Su asistente, Spencer, que estaba sentado en el asiento del copiloto revisando una tableta, dio un respingo. —¿Señor?
—Dile al conductor que dé la vuelta —ordenó Damon. Su voz carecía de emoción. Era la voz de un hombre que acababa de decidir iniciar una guerra. —Nos dirigimos al St. Regis.
—¿El St. Regis? Señor, esa zona está plagada de vigilancia de Roman.
Tenemos que mantener el sigilo…»
«¡Ahora!», rugió Damon.
El sonido llenó el coche, aterrador y absoluto.
El conductor pisó el freno a fondo; los neumáticos chirriaron sobre el asfalto mojado mientras ejecutaba un peligroso giro en U en medio de la avenida. A su alrededor, las bocinas sonaban furiosas e impotentes.

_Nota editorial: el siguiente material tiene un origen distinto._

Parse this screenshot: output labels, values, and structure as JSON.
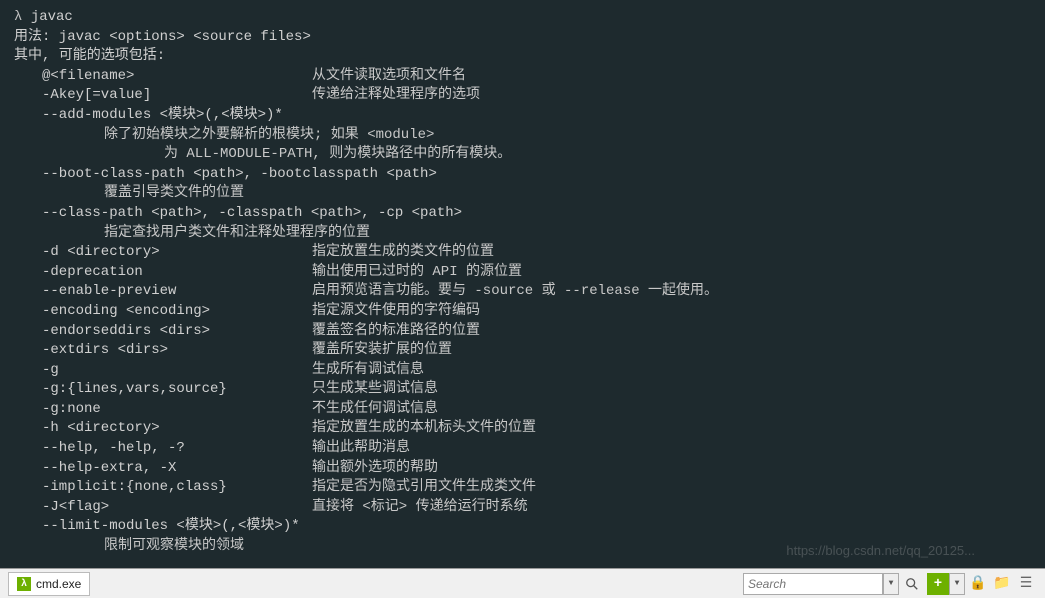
{
  "prompt": "λ ",
  "command": "javac",
  "usage_line": "用法: javac <options> <source files>",
  "header_line": "其中, 可能的选项包括:",
  "options": [
    {
      "flag": "@<filename>",
      "desc": "从文件读取选项和文件名",
      "style": "simple"
    },
    {
      "flag": "-Akey[=value]",
      "desc": "传递给注释处理程序的选项",
      "style": "simple"
    },
    {
      "flag": "--add-modules <模块>(,<模块>)*",
      "desc": "",
      "style": "flagonly"
    },
    {
      "flag": "",
      "desc": "除了初始模块之外要解析的根模块; 如果 <module>",
      "style": "descindent3"
    },
    {
      "flag": "",
      "desc": "为 ALL-MODULE-PATH, 则为模块路径中的所有模块。",
      "style": "descindent4"
    },
    {
      "flag": "--boot-class-path <path>, -bootclasspath <path>",
      "desc": "",
      "style": "flagonly"
    },
    {
      "flag": "",
      "desc": "覆盖引导类文件的位置",
      "style": "descindent3"
    },
    {
      "flag": "--class-path <path>, -classpath <path>, -cp <path>",
      "desc": "",
      "style": "flagonly"
    },
    {
      "flag": "",
      "desc": "指定查找用户类文件和注释处理程序的位置",
      "style": "descindent3"
    },
    {
      "flag": "-d <directory>",
      "desc": "指定放置生成的类文件的位置",
      "style": "simple"
    },
    {
      "flag": "-deprecation",
      "desc": "输出使用已过时的 API 的源位置",
      "style": "simple"
    },
    {
      "flag": "--enable-preview",
      "desc": "启用预览语言功能。要与 -source 或 --release 一起使用。",
      "style": "simple"
    },
    {
      "flag": "-encoding <encoding>",
      "desc": "指定源文件使用的字符编码",
      "style": "simple"
    },
    {
      "flag": "-endorseddirs <dirs>",
      "desc": "覆盖签名的标准路径的位置",
      "style": "simple"
    },
    {
      "flag": "-extdirs <dirs>",
      "desc": "覆盖所安装扩展的位置",
      "style": "simple"
    },
    {
      "flag": "-g",
      "desc": "生成所有调试信息",
      "style": "simple"
    },
    {
      "flag": "-g:{lines,vars,source}",
      "desc": "只生成某些调试信息",
      "style": "simple"
    },
    {
      "flag": "-g:none",
      "desc": "不生成任何调试信息",
      "style": "simple"
    },
    {
      "flag": "-h <directory>",
      "desc": "指定放置生成的本机标头文件的位置",
      "style": "simple"
    },
    {
      "flag": "--help, -help, -?",
      "desc": "输出此帮助消息",
      "style": "simple"
    },
    {
      "flag": "--help-extra, -X",
      "desc": "输出额外选项的帮助",
      "style": "simple"
    },
    {
      "flag": "-implicit:{none,class}",
      "desc": "指定是否为隐式引用文件生成类文件",
      "style": "simple"
    },
    {
      "flag": "-J<flag>",
      "desc": "直接将 <标记> 传递给运行时系统",
      "style": "simple"
    },
    {
      "flag": "--limit-modules <模块>(,<模块>)*",
      "desc": "",
      "style": "flagonly"
    },
    {
      "flag": "",
      "desc": "限制可观察模块的领域",
      "style": "descindent3"
    }
  ],
  "taskbar": {
    "tab_icon": "λ",
    "tab_label": "cmd.exe",
    "search_placeholder": "Search",
    "plus": "+"
  },
  "watermark": "https://blog.csdn.net/qq_20125..."
}
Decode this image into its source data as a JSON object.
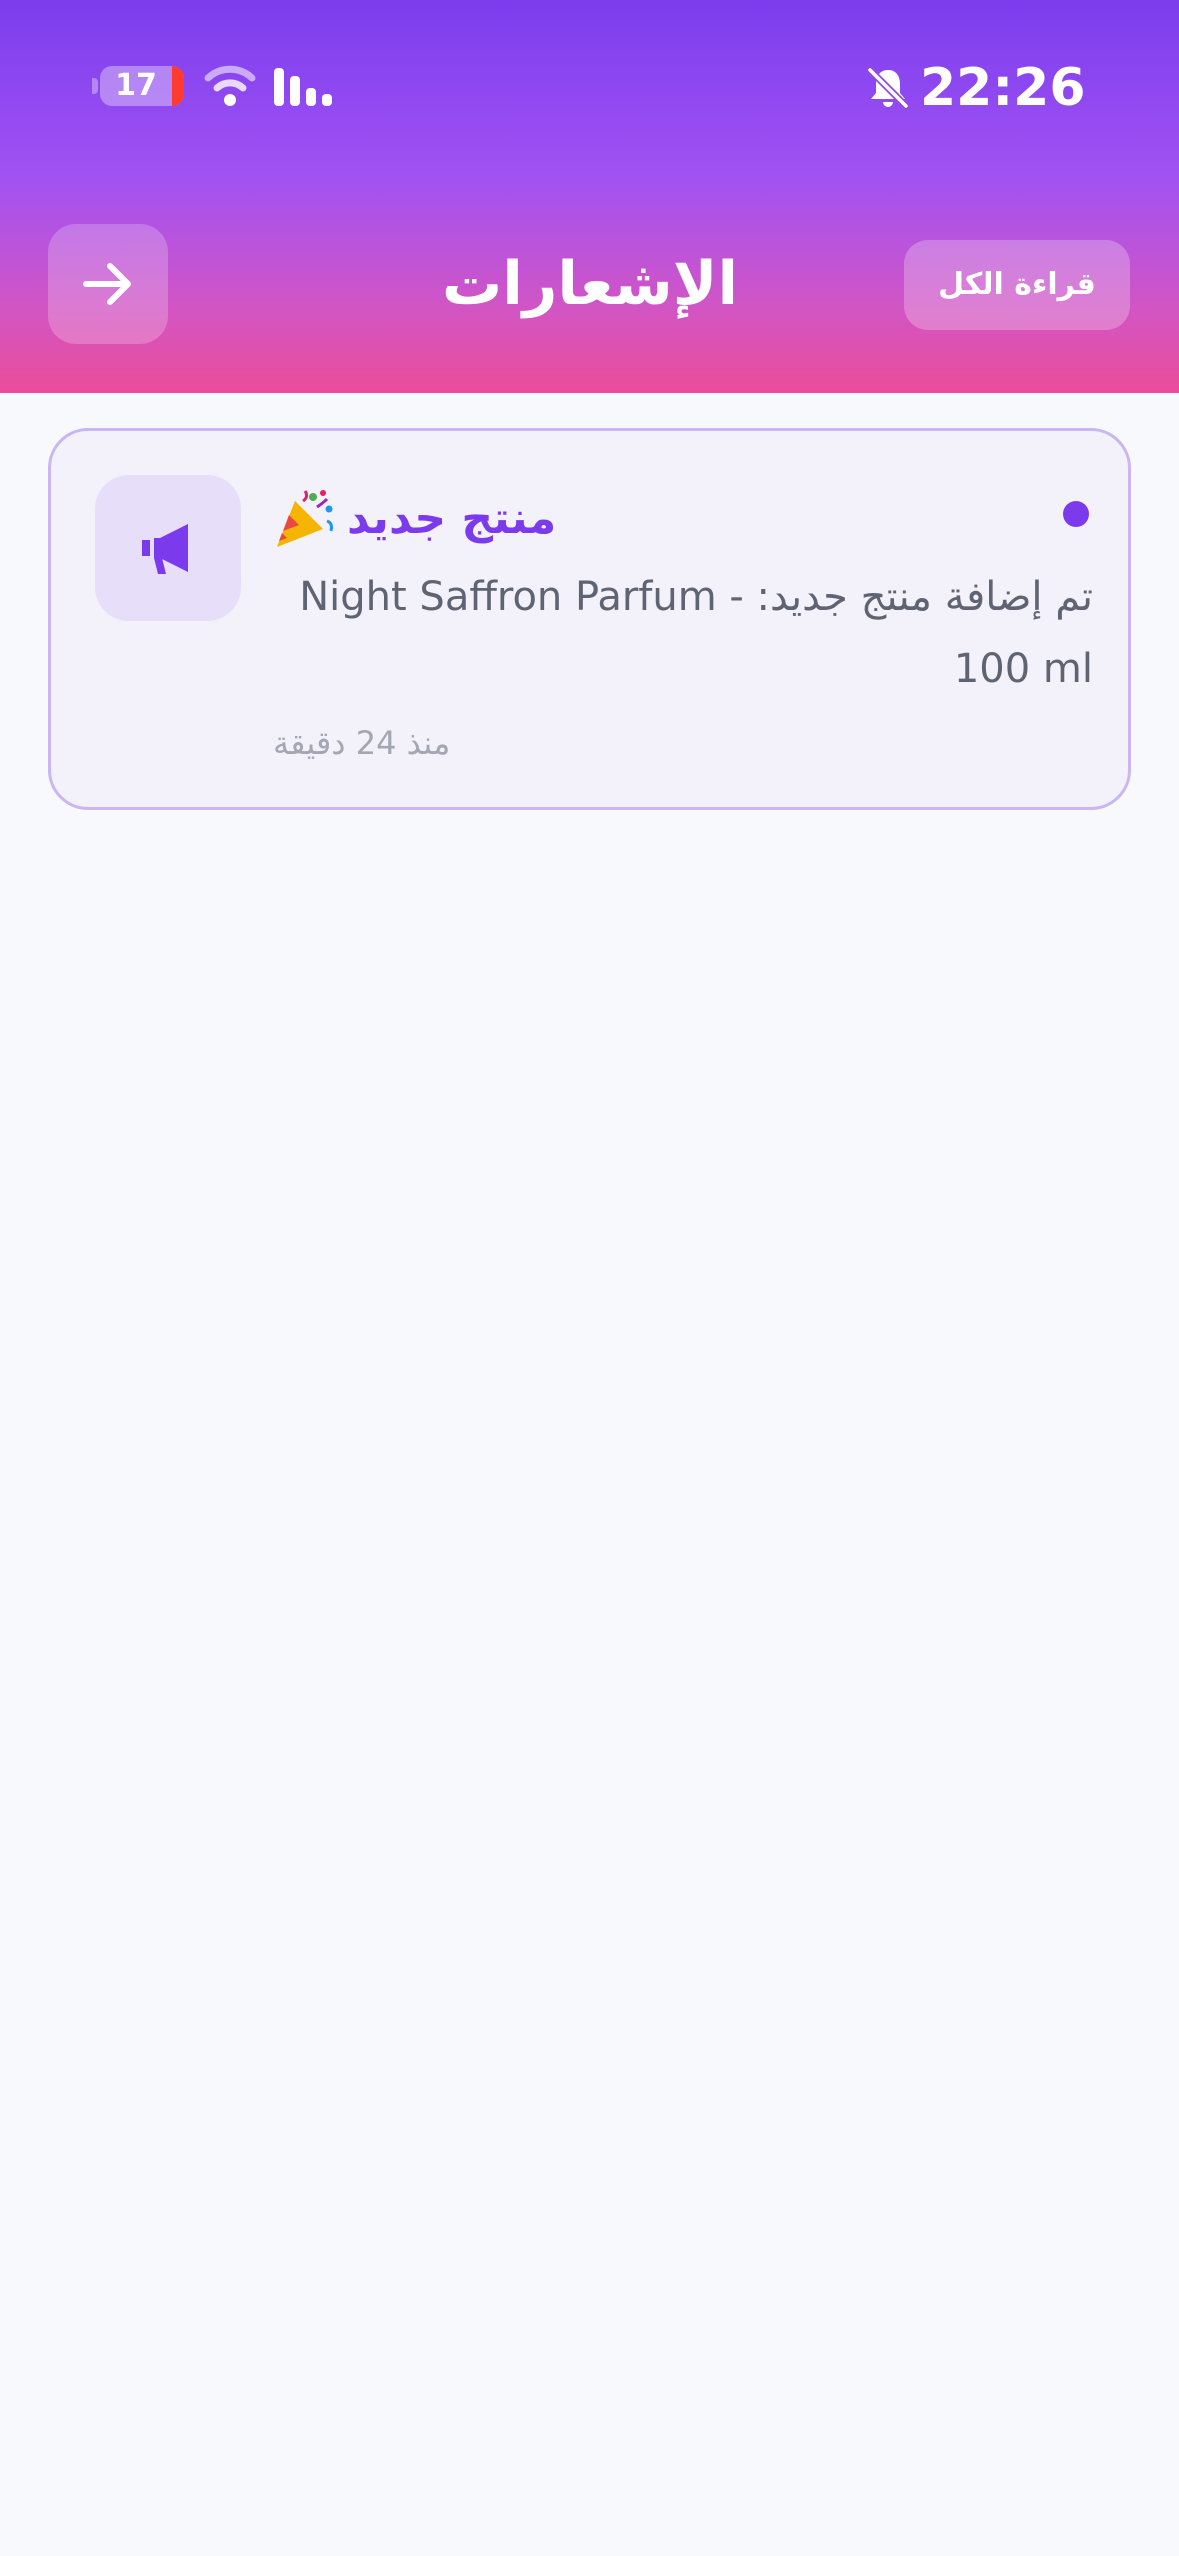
{
  "status_bar": {
    "battery_level": "17",
    "time": "22:26"
  },
  "header": {
    "title": "الإشعارات",
    "read_all_label": "قراءة الكل"
  },
  "notifications": [
    {
      "title": "منتج جديد",
      "message": "تم إضافة منتج جديد: Night Saffron Parfum - 100 ml",
      "time": "منذ 24 دقيقة",
      "unread": true,
      "icon": "megaphone-icon",
      "title_emoji": "party-popper-icon"
    }
  ],
  "colors": {
    "header_gradient_top": "#7b3ded",
    "header_gradient_bottom": "#ec4d99",
    "accent": "#7c3aed",
    "card_border": "#c9b6f2",
    "card_background": "#f3f1f9",
    "page_background": "#f8f9fc"
  }
}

Damon no las oía. Estaba fijando la mirada en el punto azul.
No se había movido.
Se aflojó la corbata. La seda le parecía una soga. Sintió esa sensación familiar y progresiva de sobrecarga sensorial que empezaba a arañarle la base del cráneo: el zumbido del motor era demasiado fuerte, las luces del exterior demasiado brillantes. Pero la reprimió. La metió en una caja y la cerró con llave. No podía permitirse sentir nada. Tenía que ser un arma.
—Más rápido —ordenó.
El coche se abría paso entre el denso tráfico nocturno, como un tiburón negro surcando un banco de pececillos. La lluvia comenzó a azotar con más fuerza las ventanillas, difuminando la ciudad en una acuarela de grises y rojos.
La mente de Damon iba a mil por hora. Los peores escenarios posibles se sucedían como una película que no podía detener. Vesper herida. Vesper secuestrada. Vesper perdiendo al bebé.
¿Vesper… con otra persona?
La imagen de Xander Cross —ese amigo suyo, artístico, emotivo y disponible— se le grababa a fuego en la mente. Xander, que miraba a Vesper como si fuera su musa. Xander, a quien Damon había intentado alejar sistemáticamente de su vida por su propia seguridad. ¿Se había visto envuelto en la trampa? ¿O había acudido a él cuando la trampa se cerró de golpe?
Llamó a la dirección del hotel. Poseía una participación del quince por ciento en la empresa matriz. Le atenderían.
—Soy Damon Sterling —dijo cuando el gerente descolgó—. Cierren el vestíbulo. Que nadie salga. Que nadie entre.
—¿Señor Sterling? No podemos simplemente…
—Si una sola persona sale por esas puertas antes de que yo llegue, compraré su edificio y lo convertiré en un aparcamiento —dijo Damon. «Cierren. Todo».
Colgó.
El hotel apareció ante su vista a través del parabrisas azotado por la lluvia.
Era un caos.
Los flashes destellaban en la entrada. Un enjambre de paparazzi, como buitres dando vueltas alrededor de un cadáver. Ya estaban allí. Roman debía de haber filtrado su paradero.
La expresión de Damon se volvió gélida.
«Para el coche», dijo.
«Señor, la prensa…», comenzó Spencer.
«He dicho que pares».
El coche se detuvo junto a la acera. Damon no esperó a que Spencer le abriera la puerta. La abrió él mismo de un empujón y salió a la lluvia.